Sangi Railway was established in 1928 as a 1067mm-gauge freight-only railway, serving Onoda Cement’s Nishi-Fujiwara plant. At the time, Sangi Railway only had one line, the Sangi Line, wich ran between Nishi-Fujiwara and Tomiida, where it connected national railway network at JGR’s Tomida Station, on the Kansai Main Line. The company’s history was relatively uneventful until the early 1950s, when passenger services were introduced (as an additional source of income) and in 1954, the entire line was electrified at 1500v DC. Due to it’s steady source of income, Sangi Railway never had to suffer the hardships of many other rural local railway, instead expanding it’s businnesses thruought the years.
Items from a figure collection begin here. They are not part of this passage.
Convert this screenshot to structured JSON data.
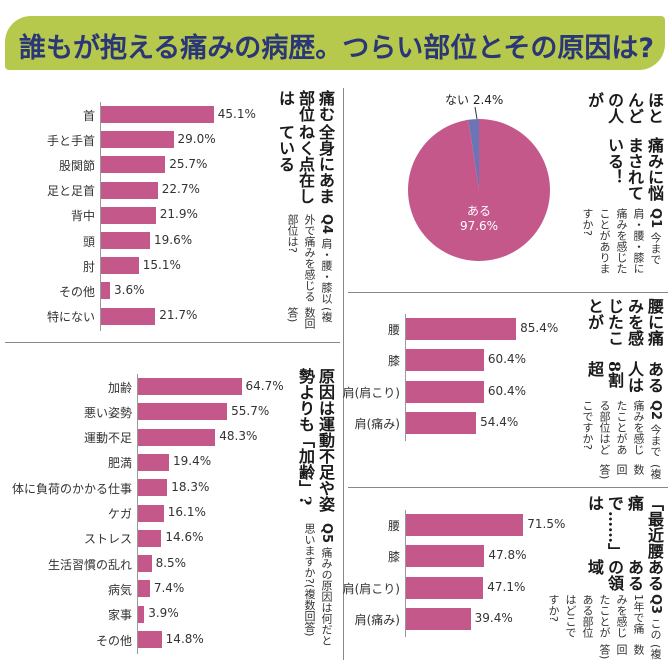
{
  "banner": {
    "title": "誰もが抱える痛みの病歴。つらい部位とその原因は?",
    "bg_color": "#b6c94c",
    "text_color": "#2a3676"
  },
  "colors": {
    "bar": "#c4588a",
    "pie_main": "#c4588a",
    "pie_minor": "#6b74b5"
  },
  "q1": {
    "headline": [
      "ほとんどの人が",
      "痛みに悩まされている！"
    ],
    "number": "Q1",
    "question": "今まで肩・腰・膝に痛みを感じたことがありますか?"
  },
  "q2": {
    "headline": [
      "腰に痛みを感じたことが",
      "ある人は8割超"
    ],
    "number": "Q2",
    "question": "今まで痛みを感じたことがある部位はどこですか?",
    "note": "(複数回答)"
  },
  "q3": {
    "headline": [
      "「最近腰痛で……」は",
      "あるあるの領域"
    ],
    "number": "Q3",
    "question": "この1年で痛みを感じたことがある部位はどこですか?",
    "note": "(複数回答)"
  },
  "q4": {
    "headline": [
      "痛む部位は",
      "全身にあまねく点在している"
    ],
    "number": "Q4",
    "question": "肩・腰・膝以外で痛みを感じる部位は?",
    "note": "(複数回答)"
  },
  "q5": {
    "headline": [
      "原因は運動不足や姿勢よりも「加齢」?"
    ],
    "number": "Q5",
    "question": "痛みの原因は何だと思いますか?(複数回答)"
  },
  "chart_data": [
    {
      "id": "q1",
      "type": "pie",
      "categories": [
        "ある",
        "ない"
      ],
      "values": [
        97.6,
        2.4
      ],
      "labels": [
        "97.6%",
        "2.4%"
      ]
    },
    {
      "id": "q2",
      "type": "bar",
      "orientation": "horizontal",
      "categories": [
        "腰",
        "膝",
        "肩(肩こり)",
        "肩(痛み)"
      ],
      "values": [
        85.4,
        60.4,
        60.4,
        54.4
      ],
      "labels": [
        "85.4%",
        "60.4%",
        "60.4%",
        "54.4%"
      ]
    },
    {
      "id": "q3",
      "type": "bar",
      "orientation": "horizontal",
      "categories": [
        "腰",
        "膝",
        "肩(肩こり)",
        "肩(痛み)"
      ],
      "values": [
        71.5,
        47.8,
        47.1,
        39.4
      ],
      "labels": [
        "71.5%",
        "47.8%",
        "47.1%",
        "39.4%"
      ]
    },
    {
      "id": "q4",
      "type": "bar",
      "orientation": "horizontal",
      "categories": [
        "首",
        "手と手首",
        "股関節",
        "足と足首",
        "背中",
        "頭",
        "肘",
        "その他",
        "特にない"
      ],
      "values": [
        45.1,
        29.0,
        25.7,
        22.7,
        21.9,
        19.6,
        15.1,
        3.6,
        21.7
      ],
      "labels": [
        "45.1%",
        "29.0%",
        "25.7%",
        "22.7%",
        "21.9%",
        "19.6%",
        "15.1%",
        "3.6%",
        "21.7%"
      ]
    },
    {
      "id": "q5",
      "type": "bar",
      "orientation": "horizontal",
      "categories": [
        "加齢",
        "悪い姿勢",
        "運動不足",
        "肥満",
        "体に負荷のかかる仕事",
        "ケガ",
        "ストレス",
        "生活習慣の乱れ",
        "病気",
        "家事",
        "その他"
      ],
      "values": [
        64.7,
        55.7,
        48.3,
        19.4,
        18.3,
        16.1,
        14.6,
        8.5,
        7.4,
        3.9,
        14.8
      ],
      "labels": [
        "64.7%",
        "55.7%",
        "48.3%",
        "19.4%",
        "18.3%",
        "16.1%",
        "14.6%",
        "8.5%",
        "7.4%",
        "3.9%",
        "14.8%"
      ]
    }
  ]
}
Over time, passenger transportation outshadowed freight services (wich however are still an important source of revenue for the railway), and in 2003, the company took over operations of the nearby 762mm-gauge Hokusei Line from Kintetsu.
Currently, Sangi Railway’s network is formed of these two unconnected lines, the 26,5Km-long 1067mm-gauge Sangi Line (plus an additional passenger-only 1,4Km-long section that brings Sangi Line passenger trains to Kintetsu-Tomiida Station) and the 20,4Km-long 762mm-gauge Hokusei Line, wich runs between Ageki and Nishi-Kuwana (next to Kuwana station, on both the JR Kansai Main Line and the Kintetsu Nagoya Line). Both lines are entirely electrified, at 1500v DC for the Sangi Line and at 750v DC for the Hokusei Line. Passenger services on the Sangi Line are operated by a fleet of ex-Seibu trains, wich the company has been purchasing since the late 1980s, while services on the Hokusei Line are operated by the distinctively small trains that the company has inherited from Kintetsu.
As already mentioned, freight services carrying cement are still an important source of revenue for the line; they’re operated on the Sangi Line (the Hokusei Line is a strictly passenger-only line) and are hauled by a variegated fleet of electric locomotives dating from the 1950s and 1960s.